Though Procktor worked with oils and acrylics, he also used watercolour extensively, and very largely the techniques he learned for this deeply unfashionable medium measured the distance between his work and that of his contemporaries.
British pop art came in two strains: one, fostered by the older generation of Richard Hamilton, Eduardo Paolozzi, Nigel Henderson, and the architects Peter and Alison Smithson, was cerebral and self-consciously socially aware; the other, in which Hockney, David Oxtoby, Allen Jones and Patrick Caulfield were the stars, was more instinctively drawn to the ambient visual imagery of popular culture expressed in anything from graffiti to advertising. Procktor's work lay on the verge of the second group; not pop, but drawing on pop's preference for non-realistic colour and flatness of surface in an edgy and wittily articulated figurative formulation.
He travelled widely, and some of the work he did in Bombay and Venice in the early 1970s suggested a sensibility open to the refined and economical sense of space in the art of the far east that he was to adapt to his own work after visits to China and Japan - the delicate handling of one highly successful portrait of Jimi Hendrix even succeeds in making the guitarist look like a 20th-century samurai.
Procktor travelled light, carrying his box of watercolours and using the results of his work abroad as the basis for richly rewarding series of graphics. He had a long collaboration with the brilliant printmakers Alecto, and throughout his life stayed with the Redfern gallery, though he notched up exhibitions with other galleries all over the world. One of the best of his sets of prints was a sequence for a new edition of The Rime Of The Ancient Mariner, based on Gustave Doré's famous engravings but with a sense of the light fantastic very distant from Doré's gloomily gothick imaginings. On the basis of his first sell-out exhibition, Procktor bought and furnished the flat in Manchester Street, Marylebone, which he kept all his life, close to the great gathering of 18th-century rococo artists in the Wallace collection to whom, it became evident as he matured, he was close in feeling if not in method or intention.

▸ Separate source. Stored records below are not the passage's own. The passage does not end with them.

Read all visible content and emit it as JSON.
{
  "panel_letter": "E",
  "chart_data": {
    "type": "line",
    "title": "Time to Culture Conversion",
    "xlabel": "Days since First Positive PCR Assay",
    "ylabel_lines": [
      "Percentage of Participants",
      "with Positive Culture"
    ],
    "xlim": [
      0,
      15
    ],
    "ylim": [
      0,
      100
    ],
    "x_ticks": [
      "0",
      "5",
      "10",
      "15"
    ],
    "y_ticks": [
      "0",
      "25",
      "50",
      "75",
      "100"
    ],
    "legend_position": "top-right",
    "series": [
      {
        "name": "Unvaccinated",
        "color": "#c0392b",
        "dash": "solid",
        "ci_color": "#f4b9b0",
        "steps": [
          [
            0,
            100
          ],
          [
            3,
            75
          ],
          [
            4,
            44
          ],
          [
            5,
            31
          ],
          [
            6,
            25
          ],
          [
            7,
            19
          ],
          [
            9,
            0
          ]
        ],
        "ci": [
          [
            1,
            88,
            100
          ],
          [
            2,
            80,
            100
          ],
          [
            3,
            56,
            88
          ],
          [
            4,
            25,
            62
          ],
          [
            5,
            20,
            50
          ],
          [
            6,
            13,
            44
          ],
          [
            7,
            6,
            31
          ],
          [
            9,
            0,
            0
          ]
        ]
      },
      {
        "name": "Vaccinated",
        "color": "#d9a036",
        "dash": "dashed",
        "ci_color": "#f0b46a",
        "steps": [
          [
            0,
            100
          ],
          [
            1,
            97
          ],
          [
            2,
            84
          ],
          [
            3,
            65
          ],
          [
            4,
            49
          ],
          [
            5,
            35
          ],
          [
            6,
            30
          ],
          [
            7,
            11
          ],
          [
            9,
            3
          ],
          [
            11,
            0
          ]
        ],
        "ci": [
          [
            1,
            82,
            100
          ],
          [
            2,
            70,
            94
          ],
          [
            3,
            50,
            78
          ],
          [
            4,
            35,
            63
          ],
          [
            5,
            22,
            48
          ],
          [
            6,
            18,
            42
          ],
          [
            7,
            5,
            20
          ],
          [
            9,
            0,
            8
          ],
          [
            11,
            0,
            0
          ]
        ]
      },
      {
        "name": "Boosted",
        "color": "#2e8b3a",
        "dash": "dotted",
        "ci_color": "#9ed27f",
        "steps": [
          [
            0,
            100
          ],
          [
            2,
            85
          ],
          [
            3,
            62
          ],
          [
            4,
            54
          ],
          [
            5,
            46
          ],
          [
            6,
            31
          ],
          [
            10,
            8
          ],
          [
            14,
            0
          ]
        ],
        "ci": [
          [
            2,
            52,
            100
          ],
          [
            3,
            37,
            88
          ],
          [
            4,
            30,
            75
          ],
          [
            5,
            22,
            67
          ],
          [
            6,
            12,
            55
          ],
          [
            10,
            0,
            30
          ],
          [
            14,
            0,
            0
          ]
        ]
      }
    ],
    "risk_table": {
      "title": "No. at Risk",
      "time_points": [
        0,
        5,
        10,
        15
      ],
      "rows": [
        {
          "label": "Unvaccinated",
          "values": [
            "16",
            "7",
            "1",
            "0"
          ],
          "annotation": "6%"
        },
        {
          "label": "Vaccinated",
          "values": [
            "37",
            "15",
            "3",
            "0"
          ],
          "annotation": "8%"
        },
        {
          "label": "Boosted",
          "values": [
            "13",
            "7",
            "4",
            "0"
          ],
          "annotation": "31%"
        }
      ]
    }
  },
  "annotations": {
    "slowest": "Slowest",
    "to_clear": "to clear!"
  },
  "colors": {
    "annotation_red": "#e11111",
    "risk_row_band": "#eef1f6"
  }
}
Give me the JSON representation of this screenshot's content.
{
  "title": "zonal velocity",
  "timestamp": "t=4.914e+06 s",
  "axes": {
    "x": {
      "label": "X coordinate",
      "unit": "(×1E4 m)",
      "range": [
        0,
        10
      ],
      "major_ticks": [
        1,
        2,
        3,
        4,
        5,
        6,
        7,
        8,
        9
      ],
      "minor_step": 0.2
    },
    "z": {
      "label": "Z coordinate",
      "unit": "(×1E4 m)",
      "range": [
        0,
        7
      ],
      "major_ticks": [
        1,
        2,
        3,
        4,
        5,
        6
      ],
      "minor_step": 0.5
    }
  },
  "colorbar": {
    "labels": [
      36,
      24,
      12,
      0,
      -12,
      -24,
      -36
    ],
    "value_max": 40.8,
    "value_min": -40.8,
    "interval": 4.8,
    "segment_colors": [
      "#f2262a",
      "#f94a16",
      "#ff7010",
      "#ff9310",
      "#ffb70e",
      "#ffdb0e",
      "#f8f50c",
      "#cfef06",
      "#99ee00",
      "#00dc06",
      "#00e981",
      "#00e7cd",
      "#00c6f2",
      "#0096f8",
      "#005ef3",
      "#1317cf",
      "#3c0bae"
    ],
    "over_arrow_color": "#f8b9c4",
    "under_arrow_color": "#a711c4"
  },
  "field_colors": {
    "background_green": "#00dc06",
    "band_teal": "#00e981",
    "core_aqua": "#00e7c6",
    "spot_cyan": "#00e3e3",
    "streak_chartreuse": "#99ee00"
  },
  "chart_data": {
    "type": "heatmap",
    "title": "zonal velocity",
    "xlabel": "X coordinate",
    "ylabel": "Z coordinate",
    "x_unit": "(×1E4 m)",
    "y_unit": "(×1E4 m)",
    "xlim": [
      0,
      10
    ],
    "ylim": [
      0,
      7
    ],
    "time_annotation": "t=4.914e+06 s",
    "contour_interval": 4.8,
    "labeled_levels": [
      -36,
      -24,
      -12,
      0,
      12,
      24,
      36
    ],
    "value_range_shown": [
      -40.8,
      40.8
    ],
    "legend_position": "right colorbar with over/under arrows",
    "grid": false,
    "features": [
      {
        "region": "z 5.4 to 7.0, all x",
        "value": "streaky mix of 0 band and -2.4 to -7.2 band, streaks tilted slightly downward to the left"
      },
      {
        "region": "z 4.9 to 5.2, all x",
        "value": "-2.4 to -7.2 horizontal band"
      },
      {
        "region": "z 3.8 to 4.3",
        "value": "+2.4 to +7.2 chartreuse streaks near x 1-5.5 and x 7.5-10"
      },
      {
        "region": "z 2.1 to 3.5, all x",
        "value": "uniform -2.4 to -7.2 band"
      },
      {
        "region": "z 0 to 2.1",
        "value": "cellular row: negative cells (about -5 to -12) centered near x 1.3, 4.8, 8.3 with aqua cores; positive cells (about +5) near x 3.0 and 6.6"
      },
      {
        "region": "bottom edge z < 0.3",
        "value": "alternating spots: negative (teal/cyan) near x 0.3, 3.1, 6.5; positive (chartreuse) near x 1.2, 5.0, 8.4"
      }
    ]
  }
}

He was elected Royal Academician in 1996, and though he turned out to be an obstreperous member of this organisation, he remained a social success in a wider sphere. Long before he studied art he had made friends in artistic circles, starting with Richard Buckle, the organiser of the great Diaghilev exhibition in London in 1954, from whom Procktor acquired a lifelong love for theatre in general and Russian ballet in particular. This was reflected in his painting just as his acquaintance with pop stars brought him commissions for record sleeves.
Apart from Vaughan, Buckle and Hockney, his social circle included Derek Jarman, Francis Bacon and Cecil Beaton, a gay grouping some at least of whom must have raised their eyebrows when, in 1973, he married Kirsten Benson: she and her husband James Benson had been neighbours of Procktor in Manchester Street and were the founders of Odin's restaurant. The three became friends and travelling companions.

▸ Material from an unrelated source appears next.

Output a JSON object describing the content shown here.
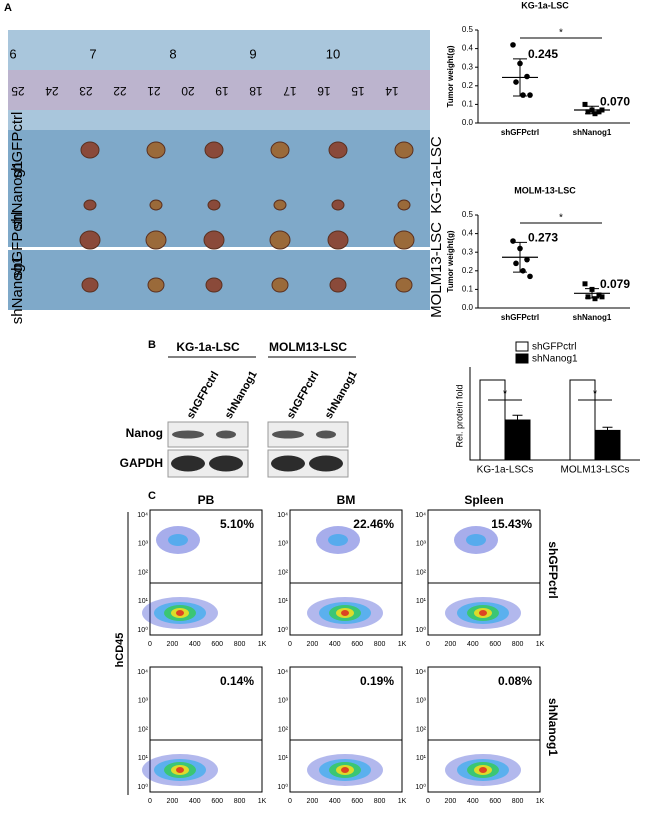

After James was killed in a traffic accident, Procktor married Kirsten. She sold the restaurant to Peter Langan, and Procktor and other artists he introduced to Langan, from Hockney to Bacon and Lucian Freud, gave paintings to hang on the walls of Odin's as well as Langan's Brasserie in return for hospitality - a wonderful embellishment for the establishments and a pretty good bargain for Langan.
Kirsten died in 1984, but their son survives Procktor.